Im Durchschnitt habe man zurzeit Befundausgangszeiten von vier Tagen. „Man muss aber differenzieren, ob es sich um eine Routinebiopsie handelt wie bei einer Vorsorgeuntersuchung oder ob der Verdacht auf eine bösartige Erkrankung wie ein Karzinom besteht. Bei einer Routinebiopsie ist der Befund schon am nächsten Tag fertig, bei Verdacht auf eine bösartige Erkrankung sind zusätzliche Untersuchungen notwendig. Diese brauchen länger“, so Primaria Dr.in Evelyn Gräf.
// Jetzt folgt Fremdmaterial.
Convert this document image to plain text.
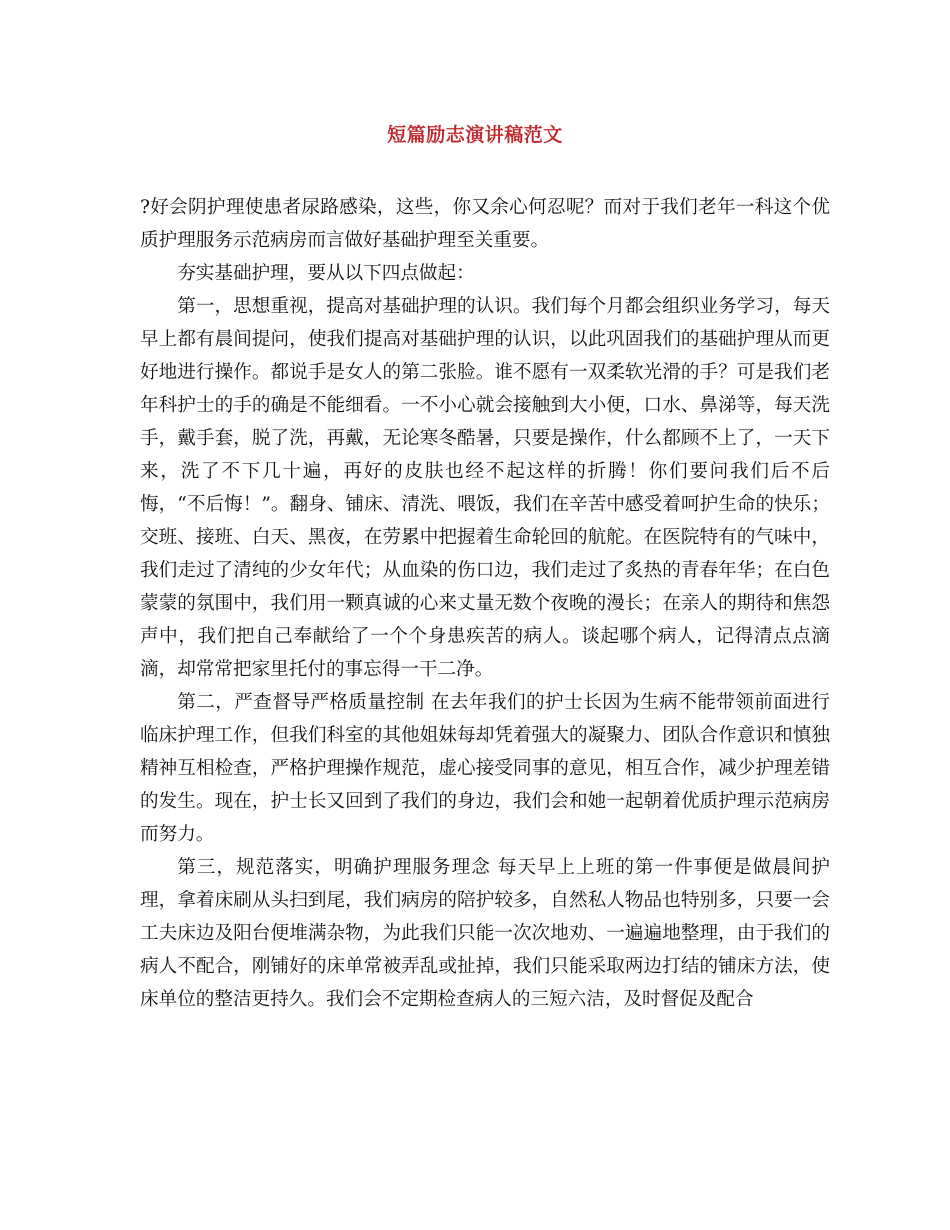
短篇励志演讲稿范文

?好会阴护理使患者尿路感染，这些，你又余心何忍呢？而对于我们老年一科这个优质护理服务示范病房而言做好基础护理至关重要。

夯实基础护理，要从以下四点做起：

第一，思想重视，提高对基础护理的认识。我们每个月都会组织业务学习，每天早上都有晨间提问，使我们提高对基础护理的认识，以此巩固我们的基础护理从而更好地进行操作。都说手是女人的第二张脸。谁不愿有一双柔软光滑的手？可是我们老年科护士的手的确是不能细看。一不小心就会接触到大小便，口水、鼻涕等，每天洗手，戴手套，脱了洗，再戴，无论寒冬酷暑，只要是操作，什么都顾不上了，一天下来，洗了不下几十遍，再好的皮肤也经不起这样的折腾！你们要问我们后不后悔，“不后悔！”。翻身、铺床、清洗、喂饭，我们在辛苦中感受着呵护生命的快乐；交班、接班、白天、黑夜，在劳累中把握着生命轮回的航舵。在医院特有的气味中，我们走过了清纯的少女年代；从血染的伤口边，我们走过了炙热的青春年华；在白色蒙蒙的氛围中，我们用一颗真诚的心来丈量无数个夜晚的漫长；在亲人的期待和焦怨声中，我们把自己奉献给了一个个身患疾苦的病人。谈起哪个病人，记得清点点滴滴，却常常把家里托付的事忘得一干二净。

第二，严查督导严格质量控制 在去年我们的护士长因为生病不能带领前面进行临床护理工作，但我们科室的其他姐妹每却凭着强大的凝聚力、团队合作意识和慎独精神互相检查，严格护理操作规范，虚心接受同事的意见，相互合作，减少护理差错的发生。现在，护士长又回到了我们的身边，我们会和她一起朝着优质护理示范病房而努力。

第三，规范落实，明确护理服务理念 每天早上上班的第一件事便是做晨间护理，拿着床刷从头扫到尾，我们病房的陪护较多，自然私人物品也特别多，只要一会工夫床边及阳台便堆满杂物，为此我们只能一次次地劝、一遍遍地整理，由于我们的病人不配合，刚铺好的床单常被弄乱或扯掉，我们只能采取两边打结的铺床方法，使床单位的整洁更持久。我们会不定期检查病人的三短六洁，及时督促及配合
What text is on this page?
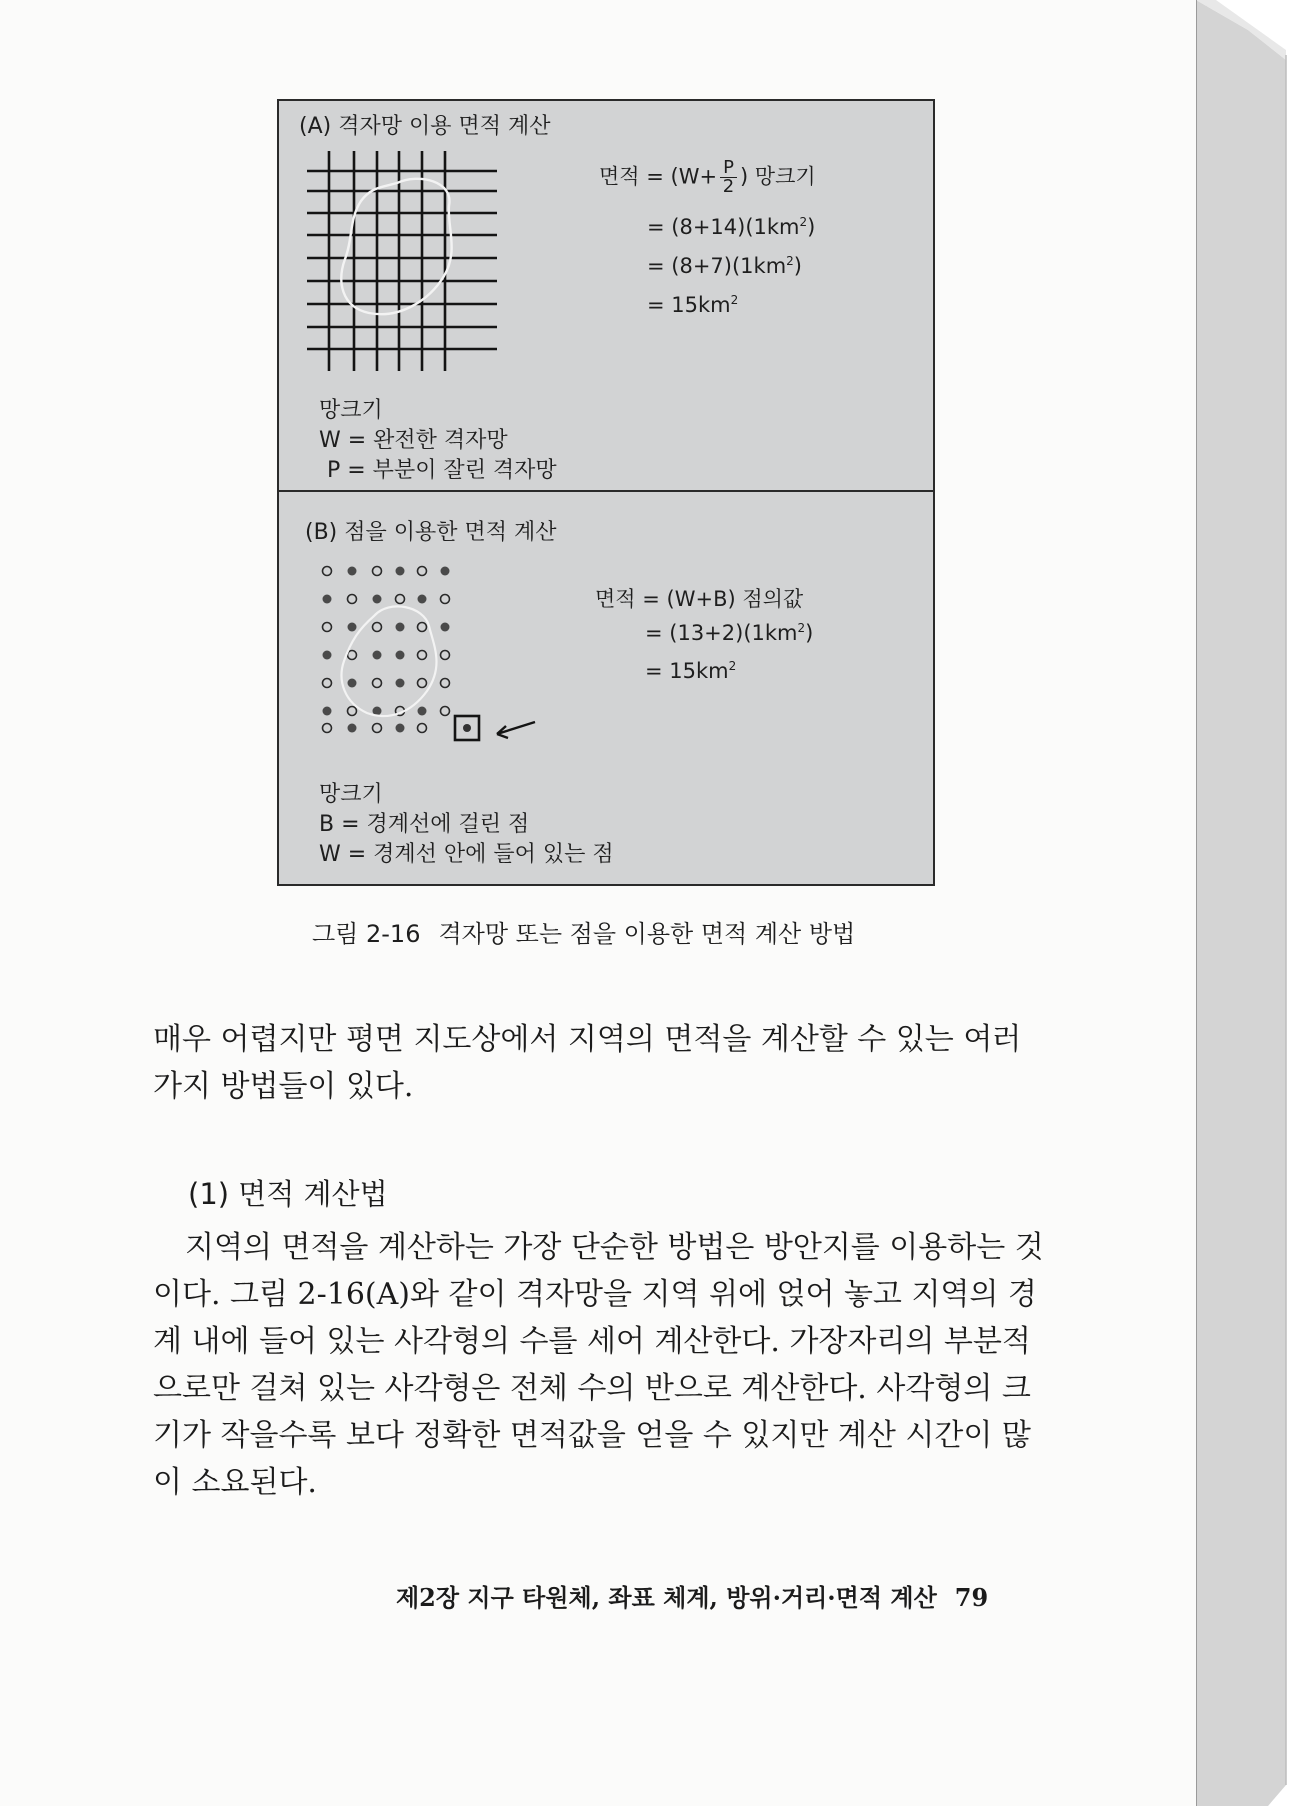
(A) 격자망 이용 면적 계산
면적 = ($W+ \frac{P}{2}$ ) 망크기
= $(8+14)(1km^2)$
= $(8+7)(1km^2)$
= $15km^2$
망크기
W = 완전한 격자망
P = 부분이 잘린 격자망
(B) 점을 이용한 면적 계산
면적 = (W+B) 점의값
= $(13+2)(1km^2)$
= $15km^2$
망크기
B = 경계선에 걸린 점
W = 경계선 안에 들어 있는 점
그림 2-16 격자망 또는 점을 이용한 면적 계산 방법
매우 어렵지만 평면 지도상에서 지역의 면적을 계산할 수 있는 여러 가지 방법들이 있다.
(1) 면적 계산법
지역의 면적을 계산하는 가장 단순한 방법은 방안지를 이용하는 것이다. 그림 2-16(A)와 같이 격자망을 지역 위에 얹어 놓고 지역의 경계 내에 들어 있는 사각형의 수를 세어 계산한다. 가장자리의 부분적으로만 걸쳐 있는 사각형은 전체 수의 반으로 계산한다. 사각형의 크기가 작을수록 보다 정확한 면적값을 얻을 수 있지만 계산 시간이 많이 소요된다.
제2장 지구 타원체, 좌표 체계, 방위·거리·면적 계산 79
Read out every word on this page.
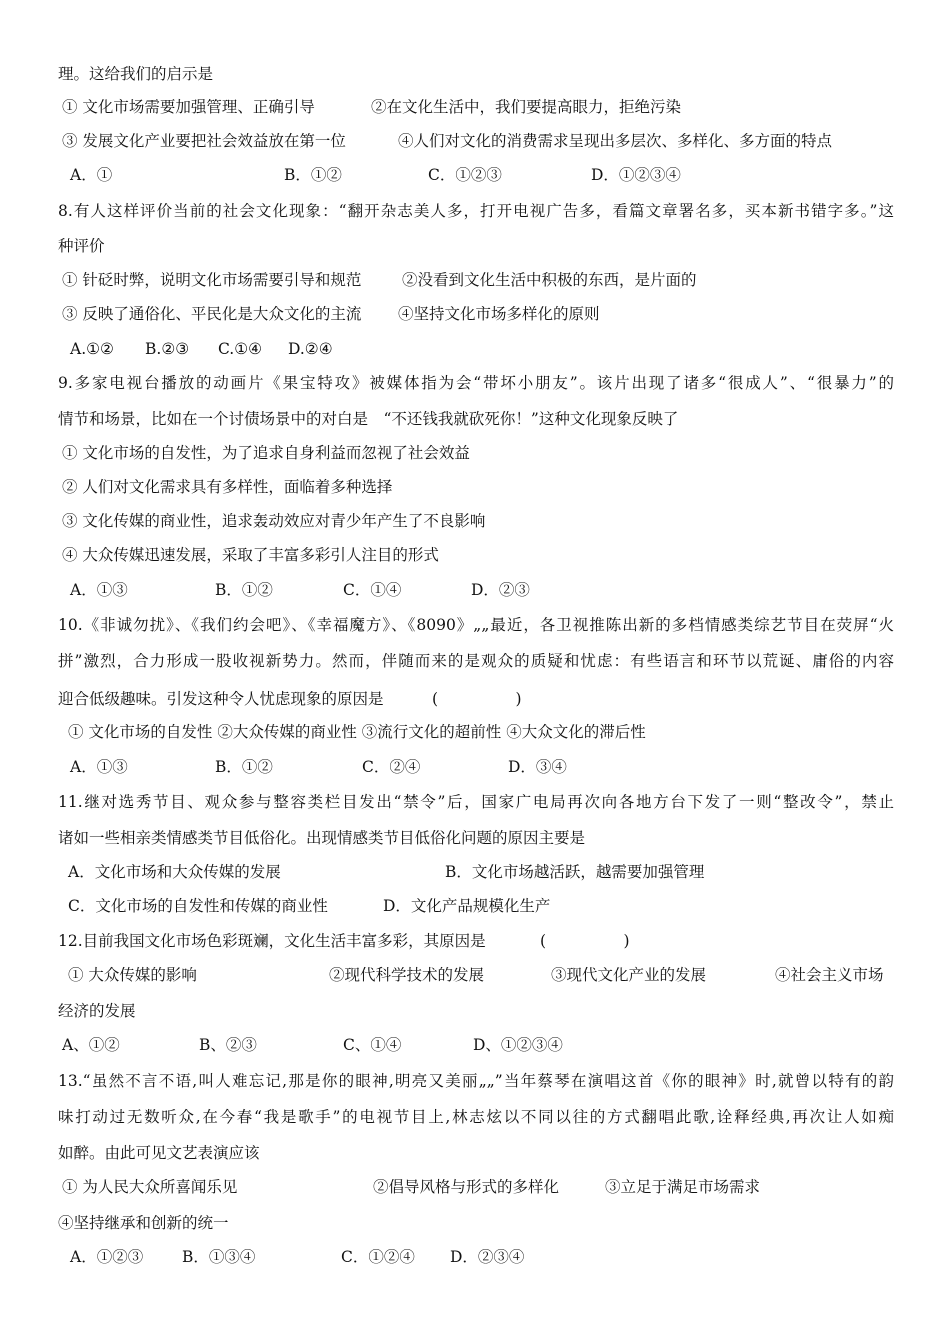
理。这给我们的启示是
① 文化市场需要加强管理、正确引导	②在文化生活中，我们要提高眼力，拒绝污染
③ 发展文化产业要把社会效益放在第一位	④人们对文化的消费需求呈现出多层次、多样化、多方面的特点
A．①	B．①②	C．①②③	D．①②③④
8.有人这样评价当前的社会文化现象：“翻开杂志美人多，打开电视广告多，看篇文章署名多，买本新书错字多。”这
种评价
① 针砭时弊，说明文化市场需要引导和规范	②没看到文化生活中积极的东西，是片面的
③ 反映了通俗化、平民化是大众文化的主流 ④坚持文化市场多样化的原则
A.①② B.②③ C.①④ D.②④
9.多家电视台播放的动画片《果宝特攻》被媒体指为会“带坏小朋友”。该片出现了诸多“很成人”、“很暴力”的
情节和场景，比如在一个讨债场景中的对白是　“不还钱我就砍死你！”这种文化现象反映了
① 文化市场的自发性，为了追求自身利益而忽视了社会效益
② 人们对文化需求具有多样性，面临着多种选择
③ 文化传媒的商业性，追求轰动效应对青少年产生了不良影响
④ 大众传媒迅速发展，采取了丰富多彩引人注目的形式
A．①③	B．①②	C．①④	D．②③
10.《非诚勿扰》、《我们约会吧》、《幸福魔方》、《8090》„„最近，各卫视推陈出新的多档情感类综艺节目在荧屏“火
拼”激烈，合力形成一股收视新势力。然而，伴随而来的是观众的质疑和忧虑：有些语言和环节以荒诞、庸俗的内容
迎合低级趣味。引发这种令人忧虑现象的原因是	(　　　　　)
① 文化市场的自发性 ②大众传媒的商业性 ③流行文化的超前性 ④大众文化的滞后性
A．①③	B．①②	C．②④	D．③④
11.继对选秀节目、观众参与整容类栏目发出“禁令”后，国家广电局再次向各地方台下发了一则“整改令”，禁止
诸如一些相亲类情感类节目低俗化。出现情感类节目低俗化问题的原因主要是
A．文化市场和大众传媒的发展	B．文化市场越活跃，越需要加强管理
C．文化市场的自发性和传媒的商业性	D．文化产品规模化生产
12.目前我国文化市场色彩斑斓，文化生活丰富多彩，其原因是	(　　　　　)
① 大众传媒的影响	②现代科学技术的发展	③现代文化产业的发展	④社会主义市场
经济的发展
A、①②	B、②③	C、①④	D、①②③④
13.“虽然不言不语,叫人难忘记,那是你的眼神,明亮又美丽„„”当年蔡琴在演唱这首《你的眼神》时,就曾以特有的韵
味打动过无数听众,在今春“我是歌手”的电视节目上,林志炫以不同以往的方式翻唱此歌,诠释经典,再次让人如痴
如醉。由此可见文艺表演应该
① 为人民大众所喜闻乐见	②倡导风格与形式的多样化	③立足于满足市场需求
④坚持继承和创新的统一
A．①②③	B．①③④	C．①②④ D．②③④
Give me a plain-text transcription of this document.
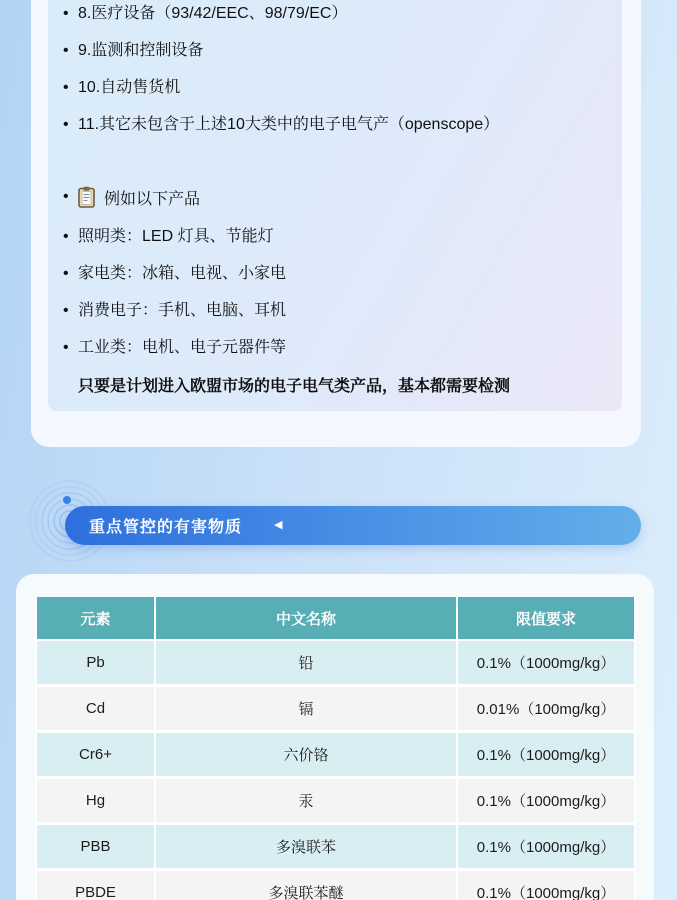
• 8.医疗设备（93/42/EEC、98/79/EC）
• 9.监测和控制设备
• 10.自动售货机
• 11.其它未包含于上述10大类中的电子电气产（openscope）
• 例如以下产品
• 照明类：LED 灯具、节能灯
• 家电类：冰箱、电视、小家电
• 消费电子：手机、电脑、耳机
• 工业类：电机、电子元器件等
只要是计划进入欧盟市场的电子电气类产品，基本都需要检测
重点管控的有害物质	◀
元素	中文名称	限值要求
Pb	铅	0.1%（1000mg/kg）
Cd	镉	0.01%（100mg/kg）
Cr6+	六价铬	0.1%（1000mg/kg）
Hg	汞	0.1%（1000mg/kg）
PBB	多溴联苯	0.1%（1000mg/kg）
PBDE	多溴联苯醚	0.1%（1000mg/kg）
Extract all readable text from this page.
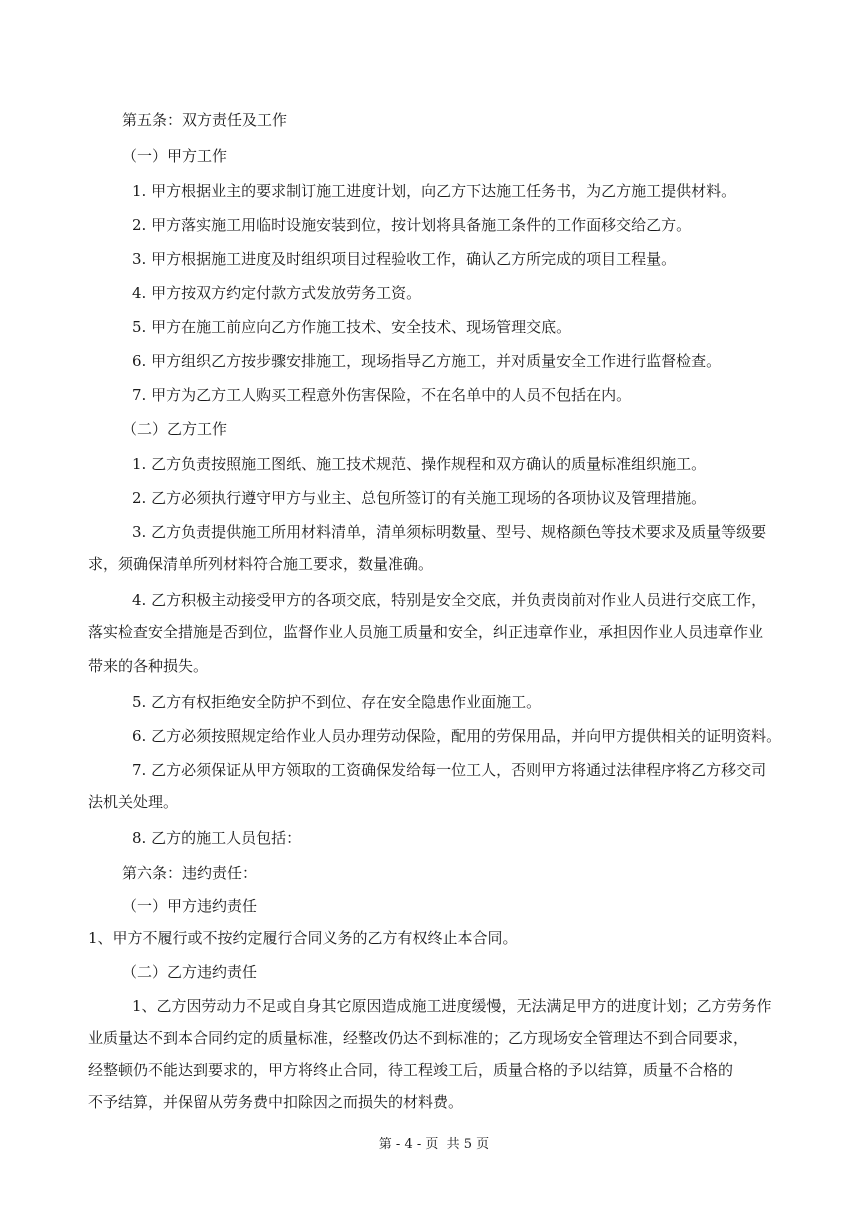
第五条：双方责任及工作
（一）甲方工作
1. 甲方根据业主的要求制订施工进度计划，向乙方下达施工任务书，为乙方施工提供材料。
2. 甲方落实施工用临时设施安装到位，按计划将具备施工条件的工作面移交给乙方。
3. 甲方根据施工进度及时组织项目过程验收工作，确认乙方所完成的项目工程量。
4. 甲方按双方约定付款方式发放劳务工资。
5. 甲方在施工前应向乙方作施工技术、安全技术、现场管理交底。
6. 甲方组织乙方按步骤安排施工，现场指导乙方施工，并对质量安全工作进行监督检查。
7. 甲方为乙方工人购买工程意外伤害保险，不在名单中的人员不包括在内。
（二）乙方工作
1. 乙方负责按照施工图纸、施工技术规范、操作规程和双方确认的质量标准组织施工。
2. 乙方必须执行遵守甲方与业主、总包所签订的有关施工现场的各项协议及管理措施。
3. 乙方负责提供施工所用材料清单，清单须标明数量、型号、规格颜色等技术要求及质量等级要
求，须确保清单所列材料符合施工要求，数量准确。
4. 乙方积极主动接受甲方的各项交底，特别是安全交底，并负责岗前对作业人员进行交底工作，
落实检查安全措施是否到位，监督作业人员施工质量和安全，纠正违章作业，承担因作业人员违章作业
带来的各种损失。
5. 乙方有权拒绝安全防护不到位、存在安全隐患作业面施工。
6. 乙方必须按照规定给作业人员办理劳动保险，配用的劳保用品，并向甲方提供相关的证明资料。
7. 乙方必须保证从甲方领取的工资确保发给每一位工人，否则甲方将通过法律程序将乙方移交司
法机关处理。
8. 乙方的施工人员包括：
第六条：违约责任：
（一）甲方违约责任
1、甲方不履行或不按约定履行合同义务的乙方有权终止本合同。
（二）乙方违约责任
1、乙方因劳动力不足或自身其它原因造成施工进度缓慢，无法满足甲方的进度计划；乙方劳务作
业质量达不到本合同约定的质量标准，经整改仍达不到标准的；乙方现场安全管理达不到合同要求，
经整顿仍不能达到要求的，甲方将终止合同，待工程竣工后，质量合格的予以结算，质量不合格的
不予结算，并保留从劳务费中扣除因之而损失的材料费。
第 - 4 - 页  共 5 页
Entwicklung Richtung Digitalisierung

In den letzten 20 Jahren habe sich sehr viel in der Pathologie weiterentwickelt. „Die Befunde werden immer aufwändiger. Es werden mehr Zusatzuntersuchungen angeboten, damit der Patient eine zielgerichtete Therapie erhalten kann. Außerdem geht die Entwicklung in Richtung Digitalisierung, wir schauen uns die Präparate nicht mehr im Mikroskop an, sondern sie werden gescannt und können ortsunabhängig am Bildschirm untersucht“, so Primaria Dr.in Evelyn Gräf. So sei tageweise sogar Home-Office für Pathologinnen und Pathologen möglich. „Leider ist die Pathologie ein Mangelfach, aber durch die Digitalisierung wird unser Bereich sicher zusätzlich attraktiver gemacht“, erklärt die Primaria.

Archivierung für 30 Jahre

Es gebe eine enge Zusammenarbeit mit Pathologien in Graz und Wien. „Wenn es für Studienzwecke gewünscht ist, versenden wir auch Proben, damit diese verwendet werden können“, so Primaria Dr.in Evelyn Gräf. Die Proben müsse man nach dem Gesetz 30 Jahre aufbewahren. „Die Proben werden in Paraffinblöcke gegossen und sind sehr lange haltbar. Das bedeutet, dass wir beispielsweise Proben einer Blinddarmoperation vor 25 Jahren in unserem Archiv haben“, so die Primaria.

Vorsorgeuntersuchungen wichtig

Die beiden Schwerpunkte von Primaria Dr.in Evelyn Gräf sind Mamma- und Gynäkopathologie, hier gehe es um Brustkrebspräparate aber auch um Veränderungen der Gebärmutter und Eierstöcke. „Ich plädiere hier absolut für die Vorsorgeuntersuchungen. Je früher eine Erkrankung hier erkannt wird, desto besser sind die Prognosen. In Zukunft sehe ich die Liquid-Biopsy als sehr wichtig an, dabei wird abgenommenes Blut auf Tumorzellen untersucht“, so Primaria Dr.in Evelyn Gräf abschließend.